The fire at 4 E. 28th Street broke out around 11 a.m. and was under control by noon.

It was caused by some external welding work on the fourth floor, according to officials from the fire department and the city’s Office of Emergency Management. According to the contractor, VEMA, none of their workers were injured.

The building, known as the Hotel Latham, is used as a family homeless shelter through the city’s Dept. of Homeless Services (DHS), and is known by the Children’s Rescue Fund House East, or CRF House East.

Residents, approximately 200 women and children, lingered in a plaza across the street as the building was cleared for safety.
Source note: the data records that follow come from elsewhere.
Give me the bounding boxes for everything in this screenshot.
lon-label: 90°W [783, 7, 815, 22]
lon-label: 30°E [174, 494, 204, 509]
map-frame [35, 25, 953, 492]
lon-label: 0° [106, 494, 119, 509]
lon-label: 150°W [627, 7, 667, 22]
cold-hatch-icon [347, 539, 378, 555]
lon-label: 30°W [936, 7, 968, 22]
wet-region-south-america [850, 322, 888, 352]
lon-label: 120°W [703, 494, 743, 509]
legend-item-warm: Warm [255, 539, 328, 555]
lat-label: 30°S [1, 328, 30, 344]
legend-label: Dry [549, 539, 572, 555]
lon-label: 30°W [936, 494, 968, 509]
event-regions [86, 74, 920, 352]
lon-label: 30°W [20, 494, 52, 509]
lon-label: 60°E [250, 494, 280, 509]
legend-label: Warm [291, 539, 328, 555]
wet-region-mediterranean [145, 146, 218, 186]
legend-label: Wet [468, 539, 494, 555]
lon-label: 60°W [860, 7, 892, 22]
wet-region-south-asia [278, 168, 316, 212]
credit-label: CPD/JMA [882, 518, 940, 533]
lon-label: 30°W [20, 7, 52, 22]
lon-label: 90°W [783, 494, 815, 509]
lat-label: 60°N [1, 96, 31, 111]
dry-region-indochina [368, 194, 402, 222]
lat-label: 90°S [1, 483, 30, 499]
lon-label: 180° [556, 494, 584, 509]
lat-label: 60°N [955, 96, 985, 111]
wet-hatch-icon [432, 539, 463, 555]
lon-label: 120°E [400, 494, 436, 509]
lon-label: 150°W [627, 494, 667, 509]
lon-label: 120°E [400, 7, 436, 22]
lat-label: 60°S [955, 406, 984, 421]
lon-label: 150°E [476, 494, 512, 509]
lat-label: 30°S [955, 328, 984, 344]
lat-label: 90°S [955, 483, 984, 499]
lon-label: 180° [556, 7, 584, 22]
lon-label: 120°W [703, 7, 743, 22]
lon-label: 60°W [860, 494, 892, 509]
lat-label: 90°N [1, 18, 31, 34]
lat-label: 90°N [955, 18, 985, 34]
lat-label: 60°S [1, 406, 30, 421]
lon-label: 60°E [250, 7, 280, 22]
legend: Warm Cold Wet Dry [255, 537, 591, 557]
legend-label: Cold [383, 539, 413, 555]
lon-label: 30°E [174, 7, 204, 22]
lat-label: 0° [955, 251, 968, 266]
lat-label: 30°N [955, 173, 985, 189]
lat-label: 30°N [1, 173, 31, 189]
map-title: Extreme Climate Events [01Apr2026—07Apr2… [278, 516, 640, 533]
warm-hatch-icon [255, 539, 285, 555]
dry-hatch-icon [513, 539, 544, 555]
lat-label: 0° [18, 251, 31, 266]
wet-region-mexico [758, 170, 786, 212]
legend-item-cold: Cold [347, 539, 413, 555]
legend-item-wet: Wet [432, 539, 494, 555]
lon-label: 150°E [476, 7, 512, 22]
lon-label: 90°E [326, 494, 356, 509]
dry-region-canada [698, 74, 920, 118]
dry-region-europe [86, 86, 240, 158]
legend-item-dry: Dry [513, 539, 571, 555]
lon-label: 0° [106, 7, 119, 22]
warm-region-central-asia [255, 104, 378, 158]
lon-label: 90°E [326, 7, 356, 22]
Several residents with small children from the upper floors complained that they were not told about the fire and had to alert one another.

Residents Complain

A woman who lives in the building where a fire broke out, is rolled into a ambulance by medical personnel, in Midtown Manhattan, New York, on July 29, 2014. (Benjamin Chasteen/Epoch Times)
A woman who lives in the building where a fire broke out, is rolled into a ambulance by medical personnel, in Midtown Manhattan, New York, on July 29, 2014. (Benjamin Chasteen/Epoch Times)

“If it wasn’t for her, I wouldn’t have known there was a fire,” said Tika Wilson, 37, gesturing to a fellow resident. Wilson, whose daughter Dione is only 16 months old, was woken from a sound sleep by her friend when smoke started to fill the halls.

Others said they also had to alert residents, and that the smoke alarms didn’t sound.

“I knocked on everyone’s door,” said Michelle Lisiel, 23, who has a 3-year-old Kylah. “You could no longer see people’s doors. I was knocking on people’s doors saying, ‘it’s a fire!'”

A building staff member who refused to identify herself said she helped to knock on every door and notify every resident.

Wilson and Lisiel were among about half a dozen shelter residents who complained that they were not alerted to what they perceived as imminent danger to themselves and their children.

A spokesperson for the fire department said, however, that all fire alarms were operational and that it is not necessarily safe to leave one’s apartment when there is a fire. It is recommended to stay in place until evacuated by firefighters, or to call 911 for more detailed instructions.